As well as engagement with the material, one measure of success is the resulting change in behaviors. Haughey says the company has seen a “huge improvement” around its phishing simulation results, and seen more employees reporting phishing attempts to the security team.
Driving security culture across brands
As part of its transformation, Ascential has shed many parts of the company and acquired six companies since 2016, including three in 2018 alone. “The company was made up of around 250 brands,” explains Haughey. “Over the years we've divested the vast majority of all those brands to the point where we're down to 12 brands, including recent acquisitions, that are much more aligned with a common goal and a common vision.”
While the security team is involved early in the due diligence process, the human side of M&A security can require just as much work to resolve. “It's a big challenge. You have different brands, and they all have their own histories. Depending on who you're acquiring, that's going to have an impact on your average for culture across the business.”
After Ascential makes an acquisition, Haughey and his team try to engage the new part of the business as early as possible by visiting those offices and getting the new employees to engage with the security awareness and education content.

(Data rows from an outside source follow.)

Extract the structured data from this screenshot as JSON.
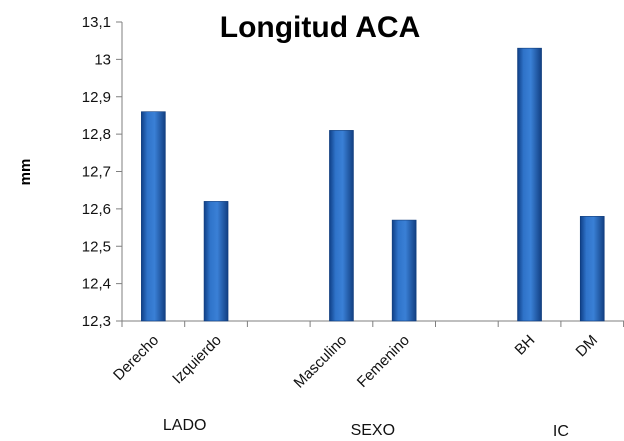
{
  "chart_data": {
    "type": "bar",
    "title": "Longitud ACA",
    "ylabel": "mm",
    "xlabel": "",
    "ylim": [
      12.3,
      13.1
    ],
    "yticks": [
      "12,3",
      "12,4",
      "12,5",
      "12,6",
      "12,7",
      "12,8",
      "12,9",
      "13",
      "13,1"
    ],
    "groups": [
      {
        "name": "LADO",
        "categories": [
          "Derecho",
          "Izquierdo"
        ],
        "values": [
          12.86,
          12.62
        ]
      },
      {
        "name": "SEXO",
        "categories": [
          "Masculino",
          "Femenino"
        ],
        "values": [
          12.81,
          12.57
        ]
      },
      {
        "name": "IC",
        "categories": [
          "BH",
          "DM"
        ],
        "values": [
          13.03,
          12.58
        ]
      }
    ],
    "bar_color": "#1f5fb0",
    "grid": false,
    "legend": "none"
  }
}
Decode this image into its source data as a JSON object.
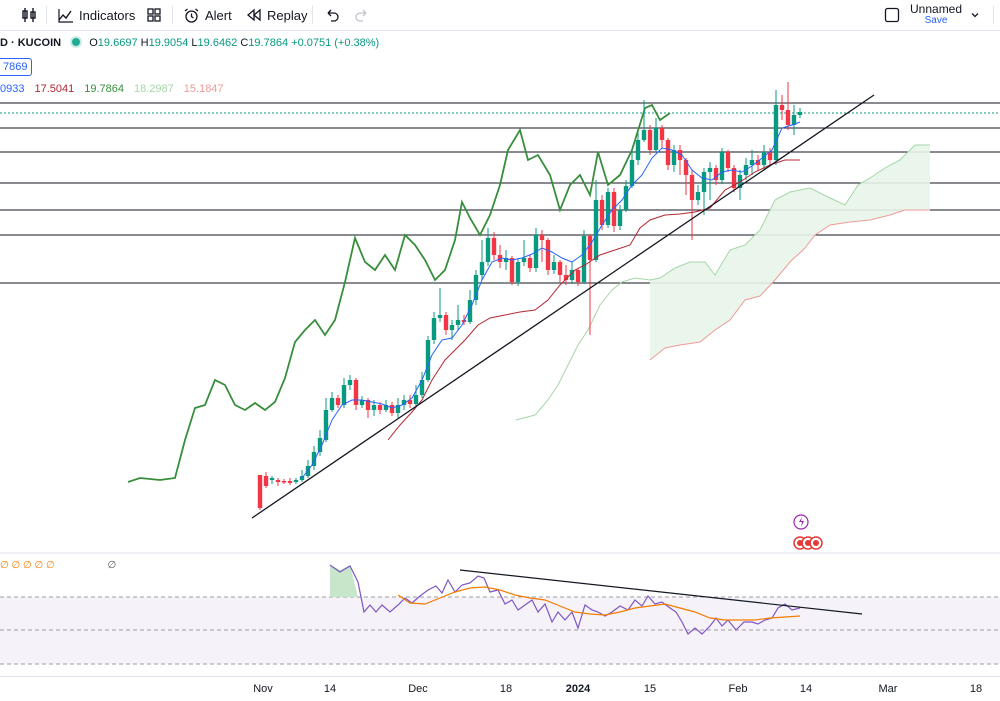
{
  "toolbar": {
    "indicators_label": "Indicators",
    "alert_label": "Alert",
    "replay_label": "Replay",
    "layout_name": "Unnamed",
    "save_label": "Save"
  },
  "legend": {
    "symbol": "D · KUCOIN",
    "open_label": "O",
    "open": "19.6697",
    "high_label": "H",
    "high": "19.9054",
    "low_label": "L",
    "low": "19.6462",
    "close_label": "C",
    "close": "19.7864",
    "change": "+0.0751 (+0.38%)",
    "price_badge": "7869"
  },
  "ichimoku_values": [
    {
      "text": "0933",
      "color": "#2962ff"
    },
    {
      "text": "17.5041",
      "color": "#b22833"
    },
    {
      "text": "19.7864",
      "color": "#388e3c"
    },
    {
      "text": "18.2987",
      "color": "#a5d6a7"
    },
    {
      "text": "15.1847",
      "color": "#ef9a9a"
    }
  ],
  "rsi_legend": "∅ ∅ ∅ ∅ ∅",
  "rsi_extra": "∅",
  "x_axis": {
    "labels": [
      "Nov",
      "14",
      "Dec",
      "18",
      "2024",
      "15",
      "Feb",
      "14",
      "Mar",
      "18"
    ],
    "bold_label": "2024"
  },
  "colors": {
    "up": "#089981",
    "down": "#f23645",
    "tenkan": "#2962ff",
    "kijun": "#b22833",
    "lagging": "#388e3c",
    "cloud": "#e8f5e9",
    "rsi": "#7e57c2",
    "rsi_ma": "#f57c00"
  },
  "chart_data": {
    "type": "candlestick",
    "x_ticks": [
      "Nov",
      "14",
      "Dec",
      "18",
      "2024",
      "15",
      "Feb",
      "14",
      "Mar",
      "18"
    ],
    "last": {
      "open": 19.6697,
      "high": 19.9054,
      "low": 19.6462,
      "close": 19.7864,
      "change": 0.0751,
      "change_pct": 0.38
    },
    "indicators": [
      "Ichimoku Cloud",
      "RSI"
    ]
  }
}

This also provides the security team with more feedback on what content is or isn’t working.
“They've never seen the content before, they've never seen us before, and we get that feedback from people [who] are seeing it for the first time.”
Haughey says the Security Champions model is an effective approach that an organisation can take to handling information security in an efficient and intelligent way. “Our experience of the model has been resoundingly positive,” he says. “We have achieved a lot over the last few years with the support of both nominated and unnamed champions across the group. Of course, there’s always more to do! The approach has obvious and observable wins for security culture and can change the perception of information security in the eyes of people, who we would argue are our greatest defence.”